= Salinon =

Geometric shape

The salinon (red) and the circle (blue) have the same area.

The salinon (meaning 'salt-cellar' in Greek) is a geometrical figure that consists of four semicircles. It was first introduced in the Book of Lemmas, a work attributed to Archimedes.

==Construction==
Let A, D, E, and B be four points on a line in the plane, in that order, with AD = EB. Let O be the bisector of segment AB (and of DE). Draw semicircles above line AB with diameters AB, AD, and EB, and another semicircle below with diameter DE. A salinon is the figure bounded by these four semicircles.

==Properties==
===Area===
Archimedes introduced the salinon in his Book of Lemmas by applying Book II, Proposition 10 of Euclid's Elements. Archimedes noted that "the area of the figure bounded by the circumferences of all the semicircles [is] equal to the area of the circle on CF as diameter."

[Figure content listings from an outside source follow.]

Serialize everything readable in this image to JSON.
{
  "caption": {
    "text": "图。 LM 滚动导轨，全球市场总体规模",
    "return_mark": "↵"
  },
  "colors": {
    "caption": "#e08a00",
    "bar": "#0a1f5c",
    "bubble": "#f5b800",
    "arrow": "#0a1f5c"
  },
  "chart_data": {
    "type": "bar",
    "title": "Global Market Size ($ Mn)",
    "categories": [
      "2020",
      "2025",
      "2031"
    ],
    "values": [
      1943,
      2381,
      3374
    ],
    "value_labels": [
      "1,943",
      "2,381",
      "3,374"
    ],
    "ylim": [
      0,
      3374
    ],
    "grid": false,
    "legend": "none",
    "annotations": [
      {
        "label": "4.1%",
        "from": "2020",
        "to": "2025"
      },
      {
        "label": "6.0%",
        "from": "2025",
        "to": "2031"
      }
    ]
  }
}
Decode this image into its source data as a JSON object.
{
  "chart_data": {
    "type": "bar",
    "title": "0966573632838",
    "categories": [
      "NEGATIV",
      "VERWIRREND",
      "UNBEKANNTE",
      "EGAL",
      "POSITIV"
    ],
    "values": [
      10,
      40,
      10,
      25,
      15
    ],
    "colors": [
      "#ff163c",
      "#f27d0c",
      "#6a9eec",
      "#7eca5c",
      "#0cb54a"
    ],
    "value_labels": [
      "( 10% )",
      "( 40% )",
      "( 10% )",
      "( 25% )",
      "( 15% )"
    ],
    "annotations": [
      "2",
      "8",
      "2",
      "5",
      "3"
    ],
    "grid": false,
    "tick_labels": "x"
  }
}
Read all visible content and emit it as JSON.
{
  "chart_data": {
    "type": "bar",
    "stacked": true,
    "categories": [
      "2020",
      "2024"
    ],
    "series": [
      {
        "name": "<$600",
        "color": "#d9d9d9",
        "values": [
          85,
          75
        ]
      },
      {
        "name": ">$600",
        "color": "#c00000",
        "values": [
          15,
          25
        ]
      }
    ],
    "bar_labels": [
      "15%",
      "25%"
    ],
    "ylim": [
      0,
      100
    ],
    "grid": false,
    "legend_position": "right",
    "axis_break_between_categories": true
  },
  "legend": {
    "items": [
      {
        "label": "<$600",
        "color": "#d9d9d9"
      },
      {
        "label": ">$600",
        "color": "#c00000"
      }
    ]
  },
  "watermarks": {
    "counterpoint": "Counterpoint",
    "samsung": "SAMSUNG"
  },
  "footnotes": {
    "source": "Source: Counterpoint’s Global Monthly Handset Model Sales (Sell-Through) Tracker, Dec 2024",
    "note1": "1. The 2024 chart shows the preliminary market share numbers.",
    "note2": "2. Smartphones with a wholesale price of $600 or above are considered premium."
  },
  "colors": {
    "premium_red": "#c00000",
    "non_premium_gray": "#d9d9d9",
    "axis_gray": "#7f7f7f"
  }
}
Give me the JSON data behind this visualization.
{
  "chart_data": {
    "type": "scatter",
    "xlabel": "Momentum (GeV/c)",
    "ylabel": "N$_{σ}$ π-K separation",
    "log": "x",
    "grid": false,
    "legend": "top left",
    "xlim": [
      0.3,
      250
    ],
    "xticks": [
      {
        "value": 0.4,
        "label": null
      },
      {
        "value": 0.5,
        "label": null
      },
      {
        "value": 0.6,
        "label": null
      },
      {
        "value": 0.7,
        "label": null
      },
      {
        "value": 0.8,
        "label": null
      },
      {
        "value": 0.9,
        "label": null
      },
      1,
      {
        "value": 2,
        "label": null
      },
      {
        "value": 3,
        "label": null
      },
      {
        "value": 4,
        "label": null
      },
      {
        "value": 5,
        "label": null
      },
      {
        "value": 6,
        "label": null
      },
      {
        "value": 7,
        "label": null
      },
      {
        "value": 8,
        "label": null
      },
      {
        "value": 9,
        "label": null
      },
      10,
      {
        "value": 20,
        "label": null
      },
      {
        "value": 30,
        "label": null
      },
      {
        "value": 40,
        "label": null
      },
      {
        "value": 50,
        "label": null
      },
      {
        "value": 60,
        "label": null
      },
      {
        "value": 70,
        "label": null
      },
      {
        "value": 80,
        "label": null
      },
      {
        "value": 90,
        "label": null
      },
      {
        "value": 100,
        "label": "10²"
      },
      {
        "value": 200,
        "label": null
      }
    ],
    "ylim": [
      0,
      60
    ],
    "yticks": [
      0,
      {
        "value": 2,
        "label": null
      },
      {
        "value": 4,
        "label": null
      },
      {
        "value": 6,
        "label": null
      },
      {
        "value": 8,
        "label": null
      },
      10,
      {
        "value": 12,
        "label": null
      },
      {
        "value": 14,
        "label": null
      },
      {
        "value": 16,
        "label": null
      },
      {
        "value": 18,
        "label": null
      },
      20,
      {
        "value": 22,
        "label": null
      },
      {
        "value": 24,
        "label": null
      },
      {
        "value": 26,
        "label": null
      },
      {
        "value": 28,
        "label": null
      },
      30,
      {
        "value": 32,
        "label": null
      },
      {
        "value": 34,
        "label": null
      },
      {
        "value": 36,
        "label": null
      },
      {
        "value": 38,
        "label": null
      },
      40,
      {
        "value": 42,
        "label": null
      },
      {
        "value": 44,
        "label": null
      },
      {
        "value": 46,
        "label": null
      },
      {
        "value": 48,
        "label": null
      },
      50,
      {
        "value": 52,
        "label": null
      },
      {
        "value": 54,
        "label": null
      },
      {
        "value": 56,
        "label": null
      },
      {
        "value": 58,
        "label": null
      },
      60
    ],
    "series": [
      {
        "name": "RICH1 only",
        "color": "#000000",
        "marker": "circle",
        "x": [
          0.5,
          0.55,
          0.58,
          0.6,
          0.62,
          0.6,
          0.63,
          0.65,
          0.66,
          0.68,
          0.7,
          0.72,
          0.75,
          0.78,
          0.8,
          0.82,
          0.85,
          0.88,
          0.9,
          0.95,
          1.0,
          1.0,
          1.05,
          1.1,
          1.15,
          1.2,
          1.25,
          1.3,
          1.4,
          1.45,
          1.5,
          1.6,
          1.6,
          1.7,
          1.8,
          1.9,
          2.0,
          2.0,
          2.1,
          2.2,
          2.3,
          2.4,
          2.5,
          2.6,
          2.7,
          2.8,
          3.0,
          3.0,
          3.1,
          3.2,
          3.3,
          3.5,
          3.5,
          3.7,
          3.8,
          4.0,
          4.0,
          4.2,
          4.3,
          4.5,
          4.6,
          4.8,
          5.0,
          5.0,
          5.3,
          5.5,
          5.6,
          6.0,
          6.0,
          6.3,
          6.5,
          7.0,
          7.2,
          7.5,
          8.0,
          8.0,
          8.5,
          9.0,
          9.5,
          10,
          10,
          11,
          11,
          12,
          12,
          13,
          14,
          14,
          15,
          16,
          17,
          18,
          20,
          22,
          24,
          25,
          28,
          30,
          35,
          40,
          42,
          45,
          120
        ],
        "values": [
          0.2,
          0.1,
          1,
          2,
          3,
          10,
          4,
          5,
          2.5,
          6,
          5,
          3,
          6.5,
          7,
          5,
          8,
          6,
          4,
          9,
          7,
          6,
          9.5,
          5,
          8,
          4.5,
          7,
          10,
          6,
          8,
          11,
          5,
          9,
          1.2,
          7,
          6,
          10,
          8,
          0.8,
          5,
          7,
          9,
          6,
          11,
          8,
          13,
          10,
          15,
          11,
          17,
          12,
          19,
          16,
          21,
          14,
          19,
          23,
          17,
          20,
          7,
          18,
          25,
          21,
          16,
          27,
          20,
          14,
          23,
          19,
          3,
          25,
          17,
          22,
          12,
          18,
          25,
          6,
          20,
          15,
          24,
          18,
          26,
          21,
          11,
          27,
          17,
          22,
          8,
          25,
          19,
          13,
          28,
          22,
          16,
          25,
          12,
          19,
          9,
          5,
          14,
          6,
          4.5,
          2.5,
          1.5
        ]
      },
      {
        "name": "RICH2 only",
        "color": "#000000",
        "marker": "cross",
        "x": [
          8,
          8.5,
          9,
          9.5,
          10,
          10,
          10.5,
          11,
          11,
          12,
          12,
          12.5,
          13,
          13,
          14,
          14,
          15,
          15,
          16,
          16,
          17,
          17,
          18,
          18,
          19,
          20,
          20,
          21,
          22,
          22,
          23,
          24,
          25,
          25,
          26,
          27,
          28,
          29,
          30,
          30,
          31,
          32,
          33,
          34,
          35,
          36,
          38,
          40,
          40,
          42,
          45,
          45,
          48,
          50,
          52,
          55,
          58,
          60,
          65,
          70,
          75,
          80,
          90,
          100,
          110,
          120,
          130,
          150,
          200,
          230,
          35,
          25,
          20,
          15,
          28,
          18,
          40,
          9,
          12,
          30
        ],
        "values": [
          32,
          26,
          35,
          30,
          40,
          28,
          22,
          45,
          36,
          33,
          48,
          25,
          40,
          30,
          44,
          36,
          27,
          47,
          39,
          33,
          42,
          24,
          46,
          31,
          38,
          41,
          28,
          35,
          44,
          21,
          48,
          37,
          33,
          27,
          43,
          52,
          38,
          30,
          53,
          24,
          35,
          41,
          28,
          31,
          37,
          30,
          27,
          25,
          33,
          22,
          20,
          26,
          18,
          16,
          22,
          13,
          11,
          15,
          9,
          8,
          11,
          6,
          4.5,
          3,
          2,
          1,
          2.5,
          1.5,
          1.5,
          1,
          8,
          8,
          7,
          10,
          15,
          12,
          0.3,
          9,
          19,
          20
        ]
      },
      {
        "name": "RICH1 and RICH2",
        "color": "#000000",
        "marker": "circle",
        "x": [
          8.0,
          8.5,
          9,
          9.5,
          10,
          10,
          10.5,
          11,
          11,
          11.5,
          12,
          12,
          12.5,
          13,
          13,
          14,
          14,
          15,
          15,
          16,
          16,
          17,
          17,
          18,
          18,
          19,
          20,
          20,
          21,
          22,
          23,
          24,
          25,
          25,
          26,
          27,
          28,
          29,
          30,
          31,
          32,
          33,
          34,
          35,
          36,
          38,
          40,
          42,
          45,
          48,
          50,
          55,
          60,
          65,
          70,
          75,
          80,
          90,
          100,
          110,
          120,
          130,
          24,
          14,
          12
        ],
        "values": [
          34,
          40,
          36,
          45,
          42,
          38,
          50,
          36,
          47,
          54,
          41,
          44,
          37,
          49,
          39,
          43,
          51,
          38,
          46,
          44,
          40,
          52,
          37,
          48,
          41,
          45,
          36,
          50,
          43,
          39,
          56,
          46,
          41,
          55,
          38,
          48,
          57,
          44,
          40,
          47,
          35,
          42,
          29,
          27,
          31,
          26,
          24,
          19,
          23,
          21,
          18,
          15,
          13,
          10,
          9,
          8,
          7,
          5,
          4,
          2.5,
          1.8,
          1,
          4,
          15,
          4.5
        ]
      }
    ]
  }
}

Namely, if $r_1$ is the radius of large enclosing semicircle, and $r_2$ is the radius of the small central semicircle, then the area of the salinon is:
$$A=\frac{1}{4}\pi\left(r_1+r_2\right)^2.$$

===Arbelos===

Should points D and E converge with O, it would form an arbelos, another one of Archimedes' creations, with symmetry along the y-axis.